Is Ookla an official data source for the RDOF evaluation? How does Ookla know what the average speed is? It only knows the average speed of users that do a speed test and most people only do it when they are suspicious of a problem or testing a new setup that is likely not yet fully configured. Typically I use it when I am installing new hardware and I might get 10 bad results and then 1 good result. Once I get the good result I stop. 100 days go by that I don't need to check it at all until I have a slow connection and then I do a speed check and see that it is slow. Seems like it would be highly biased towards testing under the poorest conditions.
There isn't an "official data source" for RDOF evaluation. ISPs are required to carry out measurements in the markets where they've accepted funds. Measurements are carried out on a sampled subset of their customers, and a large set of frequent measurements has to be produced from each customer. Measurements have to be conducted to servers in specific locations (you can't just test to a server two miles down the road inside the ISP's network).
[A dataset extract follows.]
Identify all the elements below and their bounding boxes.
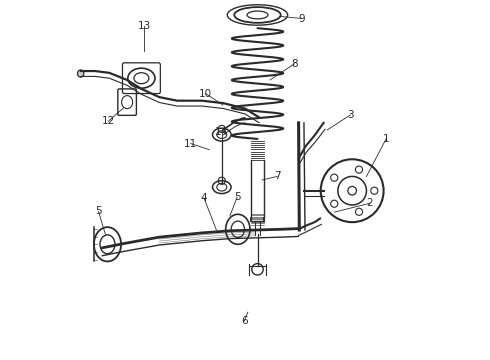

The requirements are pretty rigorous and not straightforward to meet (e.g. if a customer switches their router off for a day, then that can disqualify their measurements entirely - you need a sample every hour, every day for at least a week in the quarter). They need to submit these measurements to USAC at the end of the quarter, to demonstrate that at least X% of measurements met the target of Y (it varies by metric).
Generally speaking, crowdsourced measurements (whereby you have loads of users but each running very few tests) aren't well suited to these requirements.
No, in b2b setting, checking internet speed happens on regular bases in order to monitor network performance or to confirm compliance with the SLA. Have you ever wondered how they do their money when the browser test is free?